May 15, 2025

Independent Contractor Status, Federal and State Updates

How the U.S. Department of Labor looks at the status of a worker as an employee or as an independent contractor is again in flux. In March 2024, the Biden Labor Dept. implemented a six-factor “economic reality test” to determine employment status under the Fair Labor Standards Act (FLSA):

  • Opportunity for profit or loss depending on managerial skill
  • Investments by the worker and the potential employer
  • Degree of permanence of the work relationship
  • Nature and degree of control
  • Extent to which the work performed is an integral part of the potential employer’s business
  • Skill and initiative

Applying those six factors equally replaced the first Trump Administration’s test which had emphasized two “core factors” out of the six factors overall – the nature and degree of control over the work and the worker’s opportunity for profit or loss (https://prepass.com/blog/new-independent-contractor-rules-will-affect-owner-operator-truckers/). Those two “core factors” were regarded as generally favorable to a determination of independent contractor status.

Now, with Trump returning to office, the current Labor Dept. has issued a memo to its field offices to discontinue use of the Biden-era test while the entire matter is under review. What that review will produce is unknown, as Trump made a point of courting union officials and workers during the presidential campaign. On the other hand, Labor Secretary Lori Chavez-DeRemer told the American Trucking Associations’  Mid-Year Management Session, “I’m here today to deliver a clear message: President Trump and I are proud to have your back,”

The FLSA sets the federal minimum wage rate for all hours worked and requires overtime pay of at least time-and-a-half for every hour worked over 40 in a workweek. Independent contractors, by definition, are in business for themselves and are not covered by minimum wages or overtime pay. However, these are other implications from the determination of employment status. Under federal law, only employees can unionize. Similarly, only employees would be covered under the “joint employer” rule of the National Labor Relations Board, which says more than one employer may be held responsible for an individual worker’s grievances.

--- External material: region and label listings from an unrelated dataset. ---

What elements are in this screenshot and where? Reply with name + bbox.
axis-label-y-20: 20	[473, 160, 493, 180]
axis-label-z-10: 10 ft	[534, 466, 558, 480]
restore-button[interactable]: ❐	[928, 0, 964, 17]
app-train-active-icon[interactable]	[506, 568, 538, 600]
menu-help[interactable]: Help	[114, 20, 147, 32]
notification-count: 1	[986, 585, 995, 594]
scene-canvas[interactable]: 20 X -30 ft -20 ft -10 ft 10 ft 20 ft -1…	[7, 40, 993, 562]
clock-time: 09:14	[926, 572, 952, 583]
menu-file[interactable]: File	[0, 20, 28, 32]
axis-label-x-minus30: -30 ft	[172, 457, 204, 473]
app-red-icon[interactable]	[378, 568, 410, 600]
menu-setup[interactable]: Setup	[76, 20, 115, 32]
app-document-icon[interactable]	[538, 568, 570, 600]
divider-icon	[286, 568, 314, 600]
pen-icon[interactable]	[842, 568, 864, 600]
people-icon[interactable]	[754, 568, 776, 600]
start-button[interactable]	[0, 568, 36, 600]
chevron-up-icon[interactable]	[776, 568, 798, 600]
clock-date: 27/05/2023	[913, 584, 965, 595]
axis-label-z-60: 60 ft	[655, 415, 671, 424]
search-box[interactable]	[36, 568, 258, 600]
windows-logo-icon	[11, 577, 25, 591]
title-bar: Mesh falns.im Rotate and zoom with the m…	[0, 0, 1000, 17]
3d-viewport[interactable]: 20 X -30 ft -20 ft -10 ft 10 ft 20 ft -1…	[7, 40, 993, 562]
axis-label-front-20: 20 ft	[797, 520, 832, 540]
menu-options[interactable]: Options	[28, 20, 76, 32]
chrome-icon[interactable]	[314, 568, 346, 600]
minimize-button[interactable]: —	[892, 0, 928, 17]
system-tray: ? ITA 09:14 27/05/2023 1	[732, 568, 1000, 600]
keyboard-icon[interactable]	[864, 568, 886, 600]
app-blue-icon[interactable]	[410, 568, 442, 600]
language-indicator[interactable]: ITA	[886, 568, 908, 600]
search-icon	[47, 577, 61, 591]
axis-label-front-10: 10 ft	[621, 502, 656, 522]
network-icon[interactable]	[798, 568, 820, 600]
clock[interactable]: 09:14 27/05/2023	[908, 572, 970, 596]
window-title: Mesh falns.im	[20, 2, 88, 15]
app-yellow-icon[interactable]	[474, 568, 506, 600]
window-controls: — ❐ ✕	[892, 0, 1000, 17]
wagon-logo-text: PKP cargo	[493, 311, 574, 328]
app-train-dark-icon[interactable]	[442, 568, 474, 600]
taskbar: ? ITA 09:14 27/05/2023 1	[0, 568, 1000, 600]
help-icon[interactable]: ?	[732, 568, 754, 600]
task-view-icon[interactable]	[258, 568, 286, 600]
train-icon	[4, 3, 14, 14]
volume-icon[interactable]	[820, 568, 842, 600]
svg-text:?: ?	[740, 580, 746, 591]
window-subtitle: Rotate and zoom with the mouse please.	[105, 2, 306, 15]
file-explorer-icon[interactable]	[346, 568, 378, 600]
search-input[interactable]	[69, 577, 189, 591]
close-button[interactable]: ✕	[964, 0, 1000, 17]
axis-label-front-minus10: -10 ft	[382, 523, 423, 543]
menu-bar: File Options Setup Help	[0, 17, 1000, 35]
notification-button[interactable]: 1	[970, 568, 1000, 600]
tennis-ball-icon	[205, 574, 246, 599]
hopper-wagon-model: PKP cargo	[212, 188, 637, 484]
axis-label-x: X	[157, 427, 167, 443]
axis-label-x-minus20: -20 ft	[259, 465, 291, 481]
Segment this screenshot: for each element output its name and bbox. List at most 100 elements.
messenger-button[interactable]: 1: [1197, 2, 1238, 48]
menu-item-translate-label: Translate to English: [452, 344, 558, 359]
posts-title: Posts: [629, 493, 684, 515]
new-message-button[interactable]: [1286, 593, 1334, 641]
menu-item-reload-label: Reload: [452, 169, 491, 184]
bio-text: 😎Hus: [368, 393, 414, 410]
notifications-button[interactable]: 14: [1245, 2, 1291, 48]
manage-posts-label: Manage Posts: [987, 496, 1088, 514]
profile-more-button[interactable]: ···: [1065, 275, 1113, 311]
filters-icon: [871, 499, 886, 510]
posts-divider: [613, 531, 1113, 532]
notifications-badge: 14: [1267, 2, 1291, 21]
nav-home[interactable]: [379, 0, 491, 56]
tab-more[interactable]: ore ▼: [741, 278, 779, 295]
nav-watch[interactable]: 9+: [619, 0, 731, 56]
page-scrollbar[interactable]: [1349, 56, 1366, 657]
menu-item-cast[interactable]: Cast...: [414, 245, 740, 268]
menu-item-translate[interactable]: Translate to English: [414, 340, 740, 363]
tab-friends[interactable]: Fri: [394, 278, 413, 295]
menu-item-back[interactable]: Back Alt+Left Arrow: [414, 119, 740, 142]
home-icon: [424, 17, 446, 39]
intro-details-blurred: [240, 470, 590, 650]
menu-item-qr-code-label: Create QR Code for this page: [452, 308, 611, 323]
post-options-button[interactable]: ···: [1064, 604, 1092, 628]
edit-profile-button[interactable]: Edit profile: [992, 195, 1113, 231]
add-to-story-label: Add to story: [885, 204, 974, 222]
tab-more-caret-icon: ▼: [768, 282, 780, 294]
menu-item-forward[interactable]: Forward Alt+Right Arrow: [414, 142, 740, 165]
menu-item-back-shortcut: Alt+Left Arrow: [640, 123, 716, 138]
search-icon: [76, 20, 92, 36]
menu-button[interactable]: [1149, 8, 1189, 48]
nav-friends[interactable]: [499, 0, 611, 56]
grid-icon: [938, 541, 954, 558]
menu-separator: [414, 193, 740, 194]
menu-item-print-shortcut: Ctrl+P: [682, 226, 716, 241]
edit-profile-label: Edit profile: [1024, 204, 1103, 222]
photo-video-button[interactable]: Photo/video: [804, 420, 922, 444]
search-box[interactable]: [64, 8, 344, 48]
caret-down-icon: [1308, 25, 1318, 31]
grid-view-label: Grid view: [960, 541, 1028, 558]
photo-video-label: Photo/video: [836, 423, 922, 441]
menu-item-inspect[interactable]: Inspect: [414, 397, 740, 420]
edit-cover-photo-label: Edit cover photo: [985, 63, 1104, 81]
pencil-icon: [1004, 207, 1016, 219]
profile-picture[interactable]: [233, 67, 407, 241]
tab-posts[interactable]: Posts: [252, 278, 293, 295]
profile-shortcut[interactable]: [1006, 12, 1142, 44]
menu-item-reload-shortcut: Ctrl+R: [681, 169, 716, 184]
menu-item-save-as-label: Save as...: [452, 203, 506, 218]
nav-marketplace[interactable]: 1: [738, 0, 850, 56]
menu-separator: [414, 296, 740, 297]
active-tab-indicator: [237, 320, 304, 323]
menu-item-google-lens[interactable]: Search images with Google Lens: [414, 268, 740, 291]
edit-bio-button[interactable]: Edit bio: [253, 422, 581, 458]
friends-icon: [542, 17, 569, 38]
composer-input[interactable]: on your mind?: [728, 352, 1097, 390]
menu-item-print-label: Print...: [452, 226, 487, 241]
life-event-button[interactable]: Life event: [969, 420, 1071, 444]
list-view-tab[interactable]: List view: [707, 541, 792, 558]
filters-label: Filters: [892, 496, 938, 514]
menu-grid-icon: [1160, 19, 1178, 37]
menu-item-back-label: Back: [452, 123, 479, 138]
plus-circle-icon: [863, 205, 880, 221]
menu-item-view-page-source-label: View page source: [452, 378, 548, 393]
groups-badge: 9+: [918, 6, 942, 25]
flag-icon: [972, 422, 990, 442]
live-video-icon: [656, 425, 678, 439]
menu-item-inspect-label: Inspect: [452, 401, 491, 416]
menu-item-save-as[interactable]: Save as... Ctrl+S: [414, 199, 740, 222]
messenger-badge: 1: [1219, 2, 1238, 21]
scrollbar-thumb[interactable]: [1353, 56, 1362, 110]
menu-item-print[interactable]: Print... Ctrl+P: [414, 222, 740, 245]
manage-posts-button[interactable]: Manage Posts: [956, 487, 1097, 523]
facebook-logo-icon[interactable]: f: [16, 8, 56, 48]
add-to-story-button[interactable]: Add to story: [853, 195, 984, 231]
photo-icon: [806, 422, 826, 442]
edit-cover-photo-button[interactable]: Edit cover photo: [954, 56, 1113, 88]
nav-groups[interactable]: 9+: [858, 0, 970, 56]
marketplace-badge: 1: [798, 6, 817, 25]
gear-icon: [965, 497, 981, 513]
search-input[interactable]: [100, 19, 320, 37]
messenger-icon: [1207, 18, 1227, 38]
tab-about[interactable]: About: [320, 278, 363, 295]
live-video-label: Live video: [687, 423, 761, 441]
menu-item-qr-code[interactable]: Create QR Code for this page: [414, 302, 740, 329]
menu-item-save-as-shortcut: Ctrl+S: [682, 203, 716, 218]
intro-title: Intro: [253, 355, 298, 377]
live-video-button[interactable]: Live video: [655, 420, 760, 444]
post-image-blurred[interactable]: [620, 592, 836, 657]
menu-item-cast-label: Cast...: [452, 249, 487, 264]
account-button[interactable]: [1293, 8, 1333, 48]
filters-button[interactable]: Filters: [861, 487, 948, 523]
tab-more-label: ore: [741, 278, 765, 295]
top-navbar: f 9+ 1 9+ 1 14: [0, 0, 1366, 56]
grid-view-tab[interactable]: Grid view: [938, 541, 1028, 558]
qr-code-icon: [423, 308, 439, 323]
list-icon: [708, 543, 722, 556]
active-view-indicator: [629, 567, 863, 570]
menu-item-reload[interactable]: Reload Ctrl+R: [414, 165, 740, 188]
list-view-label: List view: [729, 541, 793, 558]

While the federal FLSA sets certain minimum wage requirements for employees, it does not preempt state and local governments from adopting higher minimum wages and overtime rules or from applying different tests of employment status:

  • That is why California can cling to its “ABC test” in determining employment status, where the “B” prong of the test – whether the worker performs functions “outside of the usual course of business” of the hiring entity — is difficult for owner-operator truckers to meet.
  • That is why Illinois can use its “ABC test” to say that any use of an owner-operator in the state, no matter how minimal, subjects the hiring motor carrier to the Illinois Wage Payment and Collection Act (IWPCA), a burdensome system.
  • And that is why New Jersey could recently expand its “B” prong to apply not just to worker functions but to every physical location a worker may go – think of the truck driver arriving at multiple customer locations.

Interstate motor carriers are subject to labor laws at the federal, state and local levels. We will watch the Trump Labor Dept. to see what federal changes may be in store.